Une autre conclusion importante, c’est que les changements écosystémiques ne sont pas favorables au turbot. «Le réchauffement des eaux profondes et la diminution de l’oxygène dissout peuvent avoir un lien avec sa performance physiologique, sa croissance et son alimentation, explique le scientifique. De plus, il y a des quantités importantes de sébastes qui consomment des proies en commun avec le turbot. Au cours des dernières années, on avait aussi observé une faible abondance des proies que sont le capelan et la crevette nordique.»
Si l’évaluation des stocks de turbots se maintient dans la zone de prudence, c’est parce que la biomasse estimée est encore au-dessus du point de référence limite provenant de la biomasse observée de 1990 à 1994, de l’avis de Jean-Martin Chamberland.

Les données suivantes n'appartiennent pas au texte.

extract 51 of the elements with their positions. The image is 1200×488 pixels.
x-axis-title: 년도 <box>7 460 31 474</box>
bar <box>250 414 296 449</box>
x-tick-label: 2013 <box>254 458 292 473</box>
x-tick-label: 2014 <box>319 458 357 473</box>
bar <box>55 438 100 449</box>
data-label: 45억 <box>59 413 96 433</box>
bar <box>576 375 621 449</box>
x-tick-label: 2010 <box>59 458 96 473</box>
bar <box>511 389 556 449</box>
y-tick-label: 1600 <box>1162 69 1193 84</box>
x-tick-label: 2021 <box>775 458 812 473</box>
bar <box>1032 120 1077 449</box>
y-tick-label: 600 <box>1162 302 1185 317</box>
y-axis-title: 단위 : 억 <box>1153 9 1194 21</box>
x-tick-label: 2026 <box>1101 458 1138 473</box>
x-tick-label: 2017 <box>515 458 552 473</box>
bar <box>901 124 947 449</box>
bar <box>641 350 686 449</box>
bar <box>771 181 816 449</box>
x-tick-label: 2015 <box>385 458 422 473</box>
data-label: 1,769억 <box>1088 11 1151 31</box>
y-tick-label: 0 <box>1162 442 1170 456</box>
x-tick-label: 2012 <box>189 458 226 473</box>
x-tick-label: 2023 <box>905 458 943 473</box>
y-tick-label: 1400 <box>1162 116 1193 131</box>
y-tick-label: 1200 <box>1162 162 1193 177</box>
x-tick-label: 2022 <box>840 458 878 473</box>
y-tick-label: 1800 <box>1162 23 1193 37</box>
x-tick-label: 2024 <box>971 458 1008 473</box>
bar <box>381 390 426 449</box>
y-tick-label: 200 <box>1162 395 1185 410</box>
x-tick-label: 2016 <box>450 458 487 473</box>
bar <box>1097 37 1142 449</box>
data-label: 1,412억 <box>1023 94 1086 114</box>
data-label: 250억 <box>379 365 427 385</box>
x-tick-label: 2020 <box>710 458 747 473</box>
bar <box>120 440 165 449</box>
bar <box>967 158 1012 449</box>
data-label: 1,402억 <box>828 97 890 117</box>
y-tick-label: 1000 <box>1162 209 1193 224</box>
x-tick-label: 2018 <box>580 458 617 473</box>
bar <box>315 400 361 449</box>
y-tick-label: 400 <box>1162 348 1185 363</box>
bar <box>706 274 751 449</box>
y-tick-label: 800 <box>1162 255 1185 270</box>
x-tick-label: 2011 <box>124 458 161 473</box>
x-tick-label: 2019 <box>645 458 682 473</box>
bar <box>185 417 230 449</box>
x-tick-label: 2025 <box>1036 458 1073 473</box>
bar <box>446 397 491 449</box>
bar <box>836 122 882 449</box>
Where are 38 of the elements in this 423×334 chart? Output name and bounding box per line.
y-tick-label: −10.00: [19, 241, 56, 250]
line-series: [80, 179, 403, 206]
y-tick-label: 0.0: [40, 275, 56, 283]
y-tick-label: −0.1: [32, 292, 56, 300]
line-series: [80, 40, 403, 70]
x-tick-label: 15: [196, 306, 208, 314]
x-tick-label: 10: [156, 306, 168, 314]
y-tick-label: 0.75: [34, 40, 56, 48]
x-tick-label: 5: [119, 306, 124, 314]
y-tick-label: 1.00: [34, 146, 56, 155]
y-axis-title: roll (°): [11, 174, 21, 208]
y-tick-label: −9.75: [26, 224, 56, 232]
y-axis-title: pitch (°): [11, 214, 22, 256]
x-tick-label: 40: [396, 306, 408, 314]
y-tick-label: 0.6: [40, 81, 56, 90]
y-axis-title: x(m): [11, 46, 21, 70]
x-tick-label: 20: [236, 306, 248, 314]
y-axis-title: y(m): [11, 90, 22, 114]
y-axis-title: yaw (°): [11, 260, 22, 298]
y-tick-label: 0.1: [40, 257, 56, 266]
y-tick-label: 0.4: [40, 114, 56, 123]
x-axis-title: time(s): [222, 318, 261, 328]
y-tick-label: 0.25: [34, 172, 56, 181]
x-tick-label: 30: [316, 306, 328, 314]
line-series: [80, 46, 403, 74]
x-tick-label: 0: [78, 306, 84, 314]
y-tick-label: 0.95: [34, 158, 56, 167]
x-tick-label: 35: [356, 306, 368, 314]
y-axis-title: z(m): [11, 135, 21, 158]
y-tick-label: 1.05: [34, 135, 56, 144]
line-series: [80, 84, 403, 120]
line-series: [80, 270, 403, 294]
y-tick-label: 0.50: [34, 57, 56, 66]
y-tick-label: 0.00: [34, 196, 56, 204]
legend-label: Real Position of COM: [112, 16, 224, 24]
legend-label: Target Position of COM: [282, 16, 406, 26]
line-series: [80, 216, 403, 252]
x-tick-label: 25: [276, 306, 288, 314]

Prochaine évaluation des stocks
La prochaine évaluation scientifique des stocks de turbots est prévue l’hiver prochain. Il y aura la mise à jour des indicateurs tirés des programmes de monitorage, les indices d’abondance de la biomasse et de recrutement ainsi que la répartition du turbot en fonction de l’environnement, que ce soit la profondeur ou la température. Les chercheurs mettront aussi à jour les indices provenant d’autres relevés scientifiques et se pencheront sur le monitorage environnemental de l’écosystème.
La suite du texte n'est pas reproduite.